Mazzi: enoturismo vale 3 miliardi
Sono numerose anche le prime dichiarazioni, che lasciano intendere l’importanza riconosciuta all’evento, che per il vino, eccellenza italiana per antonomasia, rappresenta una grande vetrina promozionale.
Ad iniziare è stato il neo ministro del Turismo, Gianmarco Mazzi, che nel talk di apertura della 58ma edizione di Vinitaly ha detto «Intendo puntare sull’enoturismo. Oggi vale 3 miliardi di euro ma è in continua crescita».
Una maxi bottiglia di 30 metri tra le novità del 2026
Ad attendere visitatori, curiosi e appassionati ci sarà quest’anno una originale ‘attrazione’: una bottiglia formato magnum, lunga 30 metri e alta 10 metri, che domina il salone internazionale del vino e dei distillati. Una curiosità: a idearla è stato il ministro Francesco Lollobrigida insieme ai tecnici che a Verona hanno lavorato all’edizione del 2026.
Lollobrigida: grande entusiasmo nonostante i dazi
E proprio il Ministro per l’Agricoltura, in una intervista a Il Messaggero, ha parlato dell’importanza del settore e della sua valenza economica. Lollobrigida, presente ieri per tutta la giornata, ha spiegato che malgrado i dazi americani tra gli addetti del settore si respira «grande entusiasmo. I dati registrati lo scorso anno segnano il record dell’export per il comparto, a quota 8,1 miliardi. È chiaro che quest’anno il combinato disposto tra dazi, criminalizzazione del vino, crisi geopolitica e debolezza del dollaro ha portato a una flessione della crescita rispetto ai risultati straordinari degli anni precedenti. Ma qui a Verona ho toccato con mano l’attenzione dei buyer tradizionali – ne ho incontrati americani, tedeschi e francesi – ma anche dei mercati emergenti ai quali guardiamo con grande attenzione».
Vini dealcolati: una porta che abbiamo voluto aprire
Sulla possibilità per l’Italia di produrre vini dealcolati, il ministro ha sottolineato che si tratta di «una porta che abbiamo voluto aprire in accordo a tutta la realtà imprenditoriale del settore.

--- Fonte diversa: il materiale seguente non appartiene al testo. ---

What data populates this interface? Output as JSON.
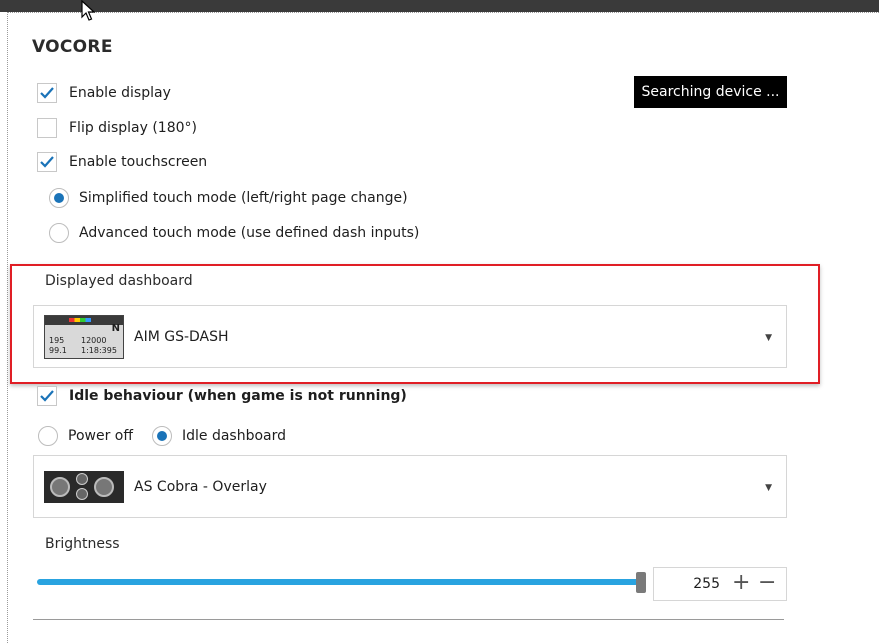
{
  "section_title": "VOCORE",
  "checkboxes": {
    "enable_display": {
      "label": "Enable display",
      "checked": true
    },
    "flip_display": {
      "label": "Flip display (180°)",
      "checked": false
    },
    "enable_touchscreen": {
      "label": "Enable touchscreen",
      "checked": true
    }
  },
  "touch_modes": [
    {
      "label": "Simplified touch mode (left/right page change)",
      "selected": true
    },
    {
      "label": "Advanced touch mode (use defined dash inputs)",
      "selected": false
    }
  ],
  "status_button": {
    "label": "Searching device ..."
  },
  "displayed_dashboard": {
    "label": "Displayed dashboard",
    "selected": "AIM GS-DASH",
    "thumb_text": {
      "speed": "195",
      "rpm": "12000",
      "gear": "N",
      "lap": "99.1",
      "time": "1:18:395"
    }
  },
  "idle_behaviour": {
    "label": "Idle behaviour (when game is not running)",
    "checked": true
  },
  "idle_options": [
    {
      "label": "Power off",
      "selected": false
    },
    {
      "label": "Idle dashboard",
      "selected": true
    }
  ],
  "idle_dashboard": {
    "selected": "AS Cobra - Overlay"
  },
  "brightness": {
    "label": "Brightness",
    "value": "255",
    "level": 1.0
  },
  "colors": {
    "accent": "#1a73b8",
    "highlight": "#e01e25",
    "slider": "#29a3e0"
  }
}
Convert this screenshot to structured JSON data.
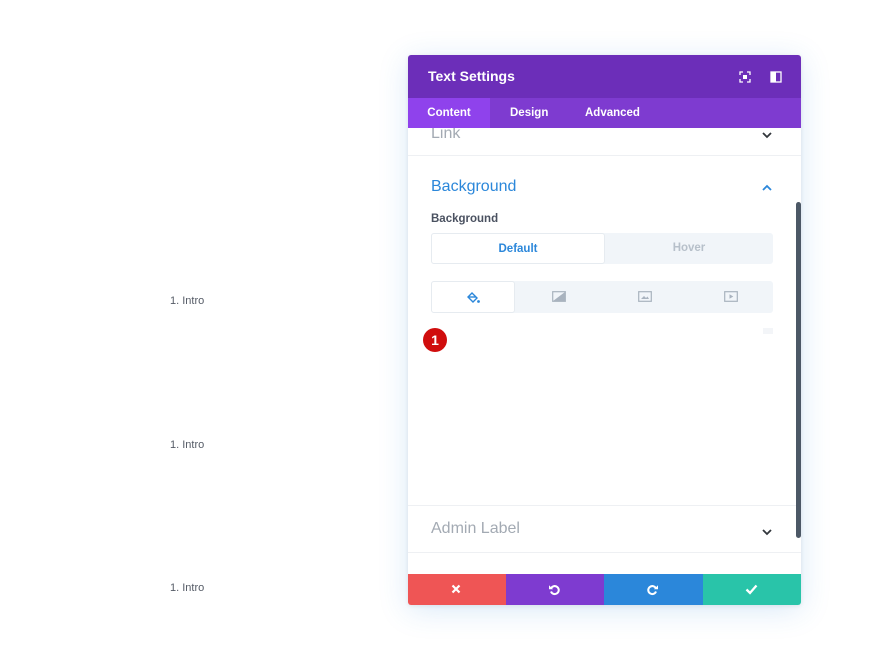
{
  "page": {
    "intro_items": [
      "1. Intro",
      "1. Intro",
      "1. Intro"
    ]
  },
  "modal": {
    "title": "Text Settings",
    "header_icons": [
      "expand-icon",
      "split-view-icon"
    ],
    "tabs": [
      {
        "label": "Content",
        "active": true
      },
      {
        "label": "Design",
        "active": false
      },
      {
        "label": "Advanced",
        "active": false
      }
    ],
    "link_toggle": {
      "title": "Link"
    },
    "background_section": {
      "title": "Background",
      "field_label": "Background",
      "state_tabs": [
        {
          "label": "Default",
          "active": true
        },
        {
          "label": "Hover",
          "active": false
        }
      ],
      "type_buttons": [
        "paint-bucket-icon",
        "gradient-icon",
        "image-icon",
        "video-icon"
      ]
    },
    "marker": "1",
    "admin_toggle": {
      "title": "Admin Label"
    },
    "footer_buttons": [
      "close-icon",
      "undo-icon",
      "redo-icon",
      "check-icon"
    ]
  },
  "colors": {
    "header": "#6c2eb9",
    "tabs": "#7e3bd0",
    "active_tab": "#8f42ec",
    "accent": "#2b87da",
    "cancel": "#ef5555",
    "save": "#29c4a9",
    "marker": "#d00d0d"
  }
}
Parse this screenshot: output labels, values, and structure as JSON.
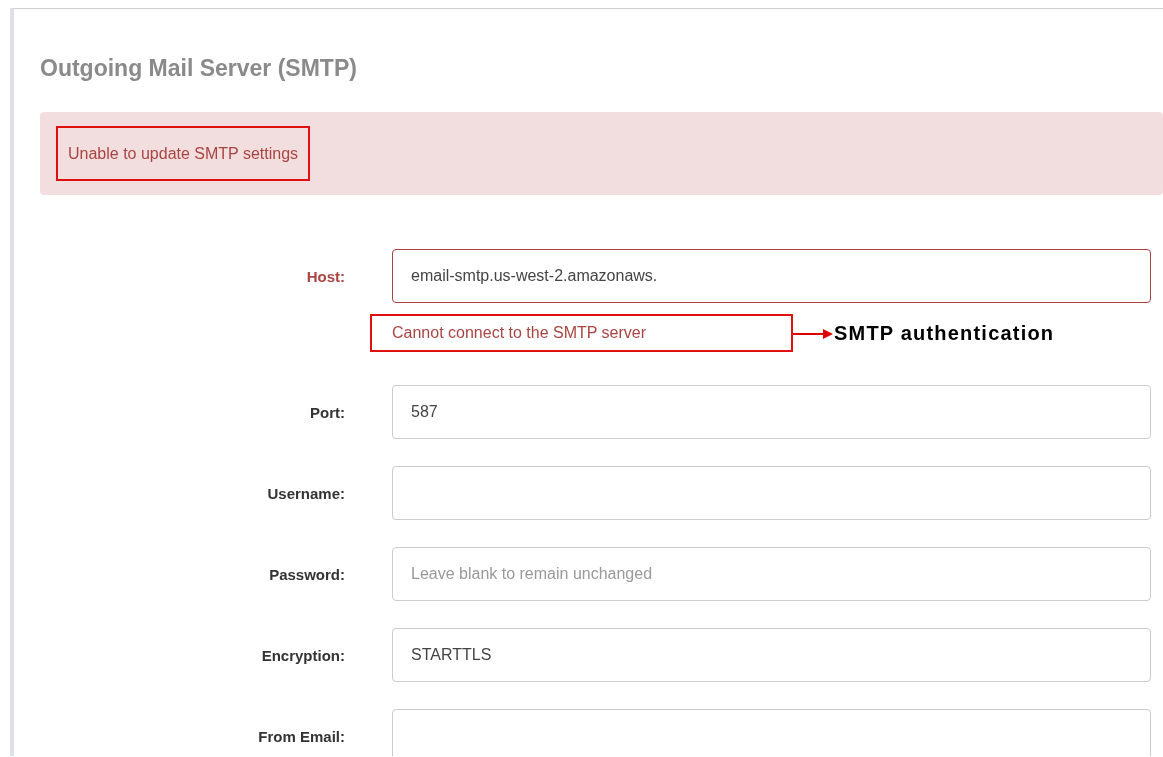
{
  "title": "Outgoing Mail Server (SMTP)",
  "alert": {
    "text": "Unable to update SMTP settings",
    "highlighted": true
  },
  "fields": [
    {
      "label": "Host:",
      "value": "email-smtp.us-west-2.amazonaws.",
      "error": true,
      "help": {
        "text": "Cannot connect to the SMTP server",
        "highlighted": true
      },
      "callout": "SMTP authentication"
    },
    {
      "label": "Port:",
      "value": "587",
      "error": false
    },
    {
      "label": "Username:",
      "error": false
    },
    {
      "label": "Password:",
      "placeholder": "Leave blank to remain unchanged",
      "error": false
    },
    {
      "label": "Encryption:",
      "value": "STARTTLS",
      "error": false
    },
    {
      "label": "From Email:",
      "error": false
    }
  ]
}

Non c’è un’esplosione della domanda, è un’opportunità che non può certo sostituirsi all’asset portante. Ma crediamo che i nuovi mercati vadano sempre esplorati: ogni mattina ci alziamo con l’idea di consolidare i nostri assi principali, ma anche con l’obiettivo di stanare nuove possibilità di crescita».
Etichette allarmanti sulle bottiglie: l’Italia dice no
Il responsabile dell’Agricoltura del governo Meloni è assolutamente inflessibile invece sull’ipotesi al vaglio dell’Ue di mettere sul vino le etichette che lanciano l’allarme, stile pacchetti di sigarette. Lui promette battaglia: «I burocrati europei sappiano che troveranno nell’Italia un fermo avversario. Abbiamo già convinto l’Irlanda del fatto che si trattasse di una follia, convinceremo anche chi propone in Ue questa scempiaggine che è la strada più sbagliata da percorrere. Siamo sempre stati favorevoli alle etichette informative, quelle che indicano dove e come si realizzano i prodotti, perché una maggiore trasparenza non può che avvantaggiarci. Ma siamo da sempre contro etichette “condizionanti”, che ti spingono a consumare prodotti spesso più dannosi, come nel caso del nutri-score. Tra noi gira sempre una battuta: l’unica etichetta valida per il vino è che fa male a chi non lo beve con responsabilità».